Trend Micro Detection and Protection
The following detections and proactive protections are available for Trend Micro customers to protection against known malicious exploits assoicated with this backdoor:Trend Micro Malware Detection Patterns (VSAPI, Predictive Learning, Behavioral Monitoring) for Endpoint, Servers (e.g. Apex One, Worry-Free Business Security Services, Worry-Free Business Security Standard/Advanced, Deep Security w/Anti-malware, etc.), Mail & Gateway (e.g.
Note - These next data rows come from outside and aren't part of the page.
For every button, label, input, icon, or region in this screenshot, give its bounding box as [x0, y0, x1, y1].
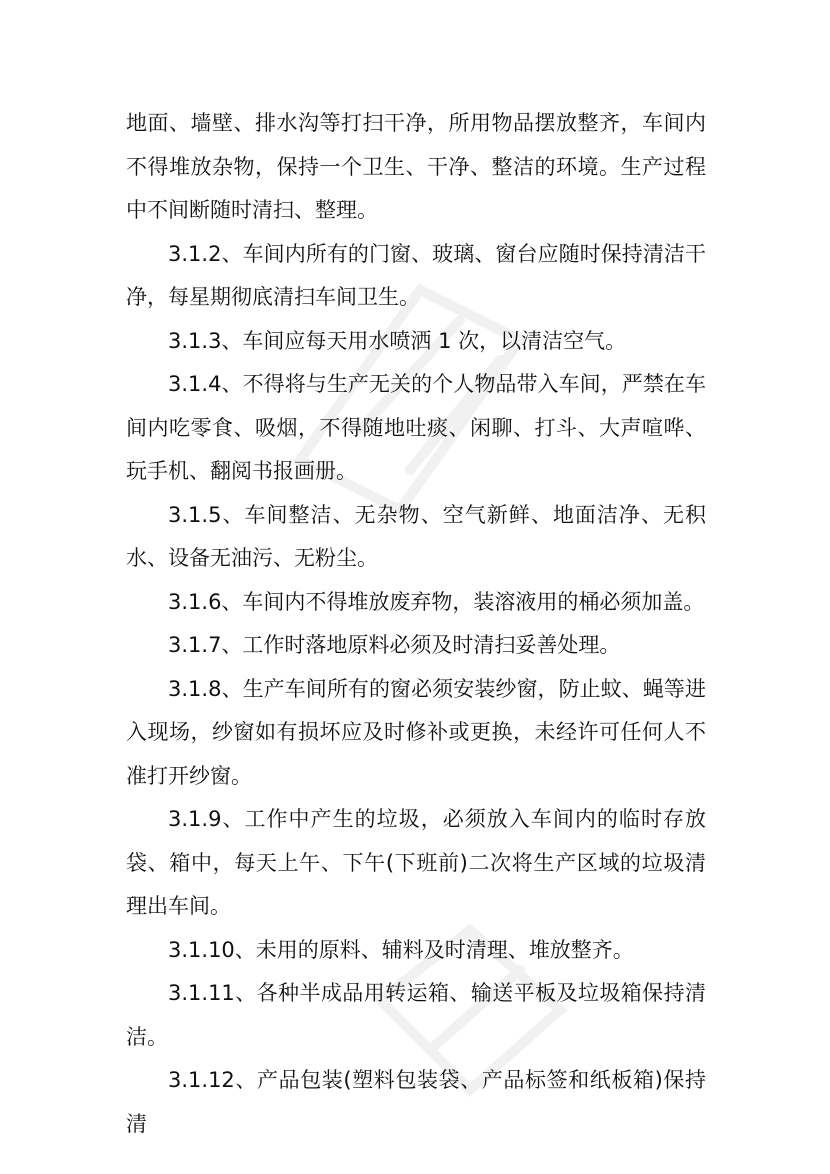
paragraph-3-1-4: 3.1.4、不得将与生产无关的个人物品带入车间，严禁在车间内吃零食、吸烟，不得随地吐痰、闲聊、打斗、大声喧哗、玩手机、翻阅书报画册。: [126, 372, 706, 483]
paragraph-3-1-12: 3.1.12、产品包装(塑料包装袋、产品标签和纸板箱)保持清: [126, 1068, 706, 1136]
document-body: [126, 102, 706, 1146]
paragraph-continuation: 地面、墙壁、排水沟等打扫干净，所用物品摆放整齐，车间内不得堆放杂物，保持一个卫生、干净、整洁的环境。生产过程中不间断随时清扫、整理。: [126, 111, 706, 222]
paragraph-3-1-2: 3.1.2、车间内所有的门窗、玻璃、窗台应随时保持清洁干净，每星期彻底清扫车间卫生。: [126, 241, 706, 309]
paragraph-3-1-6: 3.1.6、车间内不得堆放废弃物，装溶液用的桶必须加盖。: [168, 589, 705, 614]
paragraph-3-1-8: 3.1.8、生产车间所有的窗必须安装纱窗，防止蚊、蝇等进入现场，纱窗如有损坏应及时修补或更换，未经许可任何人不准打开纱窗。: [126, 676, 706, 788]
paragraph-3-1-5: 3.1.5、车间整洁、无杂物、空气新鲜、地面洁净、无积水、设备无油污、无粉尘。: [126, 502, 706, 570]
paragraph-3-1-9: 3.1.9、工作中产生的垃圾，必须放入车间内的临时存放袋、箱中，每天上午、下午(下班前)二次将生产区域的垃圾清理出车间。: [126, 807, 706, 918]
paragraph-3-1-10: 3.1.10、未用的原料、辅料及时清理、堆放整齐。: [168, 937, 634, 962]
paragraph-3-1-11: 3.1.11、各种半成品用转运箱、输送平板及垃圾箱保持清洁。: [126, 981, 706, 1049]
paragraph-3-1-7: 3.1.7、工作时落地原料必须及时清扫妥善处理。: [168, 633, 621, 657]
paragraph-3-1-3: 3.1.3、车间应每天用水喷洒 1 次，以清洁空气。: [168, 328, 627, 353]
Cloud App Security, ScanMail for Exchange, IMSVA)
Customers using Trend Micro SmartScan Cloud pattens detect and protect against components of exploits associated with this backdoor as Trojan.Linux.CVE20243094.A starting in version 21474.483.46.
Trend Micro Artifact Scanner (TMAS) for Trend Micro Cloud One - Container Security
Trend Micro also has an artifact scanner for Trend Micro Cloud One Container Security customers that can be used
by enabling the rule to allow you to scan containers for this vulnerability before putting the container into production.
Rule ID: TM-00000096 - Vulnerable liblzma loaded into sshd
(Additional information on how to use this utility can be found here)
Trend Micro will continue to monitor this particular issue and will update the article with more information as it becomes available.